Health and Safety Part 3: What Is Behavioural Safety and Why Do We Need It?

30th October 2017

As part of the 2017 Wilson James Health and Safety Tour which took place earlier this month, several Directors have taken over the Sector Expertise Blog programme to write a series of three Health and Safety articles over the next month. 

The first, by Chief Information Officer Sean Kelly, addresses commonly held misconceptions about Health and Safety.  The second, by Peter Jacobs, Managing Director Logistics Services, will provide some thoughts on the benefits we have realised from Health and Safety generally and look to what we can expect in the future.  The third, by Darren Ward and Chas Bray, our Business Performance Director and Head of Health and Safety respectively, will consider behavioural safety and why most of our accidents are now caused by unsafe acts rather than unsafe conditions.

Behavioural Safety has become an important part of any safety culture which, unsurprisingly, focuses on people’s behaviour. Traditional safety focuses on systems, training, procedures and safety protocols, which in turn assist with achieving accreditation, legal/best practice compliance, and creating safe systems of work (SSOW). In our experience however, even though all of this has been put in place, accidents still happen. Companies that have done all of this have realised that at some point, the safety performance stops improving – it levels out. They have also realised you cannot aspire to zero harm without tackling behaviour as well.

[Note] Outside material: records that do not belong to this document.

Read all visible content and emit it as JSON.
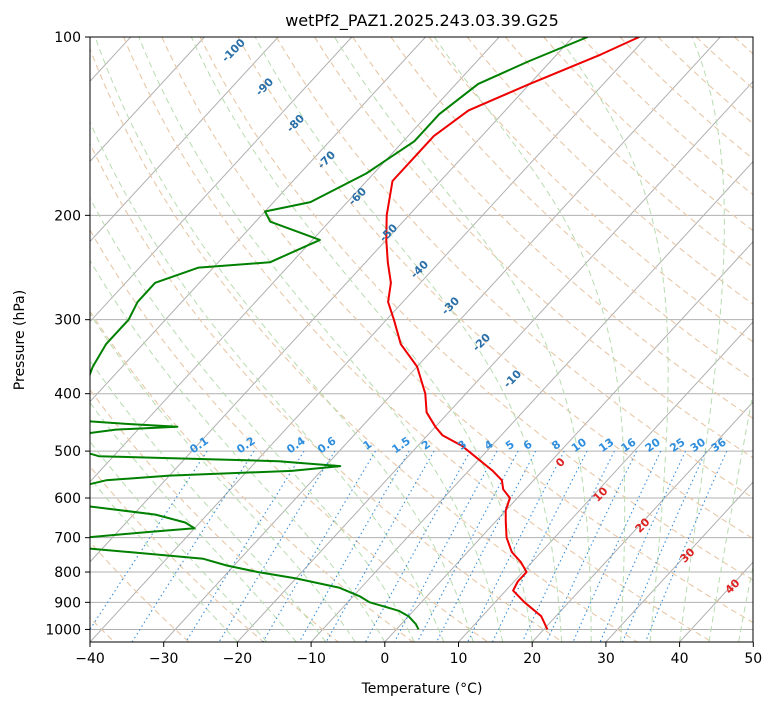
{
  "chart_data": {
    "type": "line",
    "title": "wetPf2_PAZ1.2025.243.03.39.G25",
    "xlabel": "Temperature (°C)",
    "ylabel": "Pressure (hPa)",
    "xlim": [
      -40,
      50
    ],
    "ylim": [
      1050,
      100
    ],
    "y_scale": "log",
    "skew": true,
    "grid": true,
    "x_ticks": [
      -40,
      -30,
      -20,
      -10,
      0,
      10,
      20,
      30,
      40,
      50
    ],
    "y_ticks": [
      100,
      200,
      300,
      400,
      500,
      600,
      700,
      800,
      900,
      1000
    ],
    "dry_adiabat_labels": [
      "-100",
      "-90",
      "-80",
      "-70",
      "-60",
      "-50",
      "-40",
      "-30",
      "-20",
      "-10"
    ],
    "moist_adiabat_labels": [
      "0",
      "10",
      "20",
      "30",
      "40"
    ],
    "mixing_ratio_labels": [
      "0.1",
      "0.2",
      "0.4",
      "0.6",
      "1",
      "1.5",
      "2",
      "3",
      "4",
      "5",
      "6",
      "8",
      "10",
      "13",
      "16",
      "20",
      "25",
      "30",
      "36"
    ],
    "series": [
      {
        "color": "#ee0000",
        "points": [
          [
            100,
            -41
          ],
          [
            107,
            -44
          ],
          [
            120,
            -50
          ],
          [
            133,
            -55
          ],
          [
            147,
            -56.5
          ],
          [
            160,
            -56.5
          ],
          [
            175,
            -56.5
          ],
          [
            200,
            -53
          ],
          [
            220,
            -50
          ],
          [
            240,
            -47
          ],
          [
            260,
            -44
          ],
          [
            280,
            -42
          ],
          [
            300,
            -39
          ],
          [
            330,
            -35
          ],
          [
            360,
            -30
          ],
          [
            400,
            -25.5
          ],
          [
            430,
            -23
          ],
          [
            455,
            -20
          ],
          [
            470,
            -18
          ],
          [
            490,
            -14
          ],
          [
            510,
            -11
          ],
          [
            540,
            -6.7
          ],
          [
            560,
            -4.3
          ],
          [
            580,
            -3
          ],
          [
            600,
            -1
          ],
          [
            630,
            0
          ],
          [
            660,
            1.5
          ],
          [
            700,
            3.5
          ],
          [
            740,
            6
          ],
          [
            770,
            8.5
          ],
          [
            800,
            10.5
          ],
          [
            830,
            10.5
          ],
          [
            860,
            11
          ],
          [
            900,
            14
          ],
          [
            950,
            18
          ],
          [
            1000,
            20.5
          ]
        ]
      },
      {
        "color": "#008000",
        "points": [
          [
            100,
            -48
          ],
          [
            110,
            -53
          ],
          [
            120,
            -57
          ],
          [
            135,
            -58.5
          ],
          [
            150,
            -58.5
          ],
          [
            170,
            -61
          ],
          [
            190,
            -65
          ],
          [
            197,
            -70
          ],
          [
            205,
            -68
          ],
          [
            220,
            -59
          ],
          [
            240,
            -63
          ],
          [
            245,
            -72
          ],
          [
            260,
            -76
          ],
          [
            280,
            -76
          ],
          [
            300,
            -75
          ],
          [
            330,
            -75
          ],
          [
            360,
            -74
          ],
          [
            400,
            -72
          ],
          [
            420,
            -70
          ],
          [
            445,
            -68
          ],
          [
            450,
            -62
          ],
          [
            455,
            -55
          ],
          [
            460,
            -63
          ],
          [
            470,
            -68
          ],
          [
            490,
            -67
          ],
          [
            500,
            -65
          ],
          [
            510,
            -62
          ],
          [
            520,
            -37
          ],
          [
            530,
            -28
          ],
          [
            540,
            -34
          ],
          [
            550,
            -50
          ],
          [
            560,
            -58
          ],
          [
            580,
            -62
          ],
          [
            610,
            -63
          ],
          [
            620,
            -57
          ],
          [
            640,
            -47
          ],
          [
            660,
            -42
          ],
          [
            675,
            -40
          ],
          [
            685,
            -46
          ],
          [
            700,
            -54
          ],
          [
            720,
            -58
          ],
          [
            740,
            -46
          ],
          [
            760,
            -35
          ],
          [
            780,
            -31
          ],
          [
            800,
            -26
          ],
          [
            820,
            -20
          ],
          [
            850,
            -13
          ],
          [
            880,
            -9
          ],
          [
            900,
            -7
          ],
          [
            930,
            -2
          ],
          [
            950,
            0
          ],
          [
            980,
            2
          ],
          [
            1000,
            3
          ]
        ]
      }
    ]
  }
}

You can have the best systems and procedures in the industry, and the most immaculate and tidy workplaces, but injuries will still occur if people create unsafe working conditions, and carry out unsafe acts.  At least 95% of injuries at work have an element of unsafe behaviour – the things we should do but don’t, or don’t do when we should. 

On the positive side, because it is people that have accidents, and people that cause accidents, it is also people that can prevent them, hence the requirement for a behavioural safety programme.

There are many, many reasons why people act unsafely…

  • People don’t have the correct tools and equipment to do the job safely
  • Rules and procedures haven’t been put in place (or they have, but people don’t follow them)
  • People feel under pressure to meet production targets and safety is compromised
  • People take shortcuts because it is easier, simpler appears to save time
  • People are tired, stressed, distracted, unwell or preoccupied
  • People don’t have the knowledge they need to act safely

In our opinion, there are two types of unsafe behaviour

  • Those we do not recognise as unsafe
  • Those we ignore

To tackle the above, we need to be clear on the safe behaviour we expect from people, so it is clear what is acceptable and what is not, sometimes referred to as ‘what good looks like.’  Once this is established we need to not only enforce it, but reward it also.

Secondly, we need to have a workplace where we never ever ignore an unsafe act (sometimes referred to as – don’t walk by).  If anybody observes an unsafe condition or an unsafe act this must be reported immediately. Wilson James has a comprehensive Near Miss programme in place for this very reason.

We do need to stress though, that it is not just that simple!  Behavioural safety goes much deeper, to the culture in the workplace. Management must do their part in creating a culture where safety is valued higher than anything. This is reflected in our Six Safety Commitments highlighting the importance of safety behaviour, responsibility and intervention, in the investment in our Health, Safety and Wellbeing Roadshows and the ongoing Site Safety Visits carried out by members of the Board.

One of the best ways to improve our safety behaviour is to educate and discuss (consultation/engagement) safety within the workplace.  This is normally carried out in the first instance through education (safety behavioural training), asking everybody to look at themselves to discover their own safety beliefs and safety attitude.  We then take this a stage further by regular safety engagement and consultation with the workforce over workplace safety, including risk and hazard identification.  This is then also enforced further with reward (Wilson James has created the internal Time for Safety Awards, for instance) or in some cases discipline, in turn creating a consequence for our safety behaviour. Wilson James have expanded our Health, Safety and Wellbeing team to ensure more of our sites, and more of our staff, meet the team and receive consultation and engagement. We are also recruiting HSW Champions to further improve our coverage of sites and staff.

There is plenty of evidence from companies using behavioural safety programmes, where dramatic improvements in their safety performance and reduction of accidents has been established. We can improve our own safety performance by getting involved in behavioural safety, and running a behavioural safety programme….and Wilson James will be introducing a new Behavioural Safety programme in the New Year.

The introduction of a behavioural safety programme has now become standard practice, within most organisations, in reaching and achieving an acceptable safety culture. It is time for us to not just meet standard practice but to be ambitious and take things to the next level, perhaps, setting the standard for others to aspire to.

We hope you have found this short series of blogs informative and trust you will get involved with behavioural safety and help us to improve our safety culture and reduce the number of accidents we experience.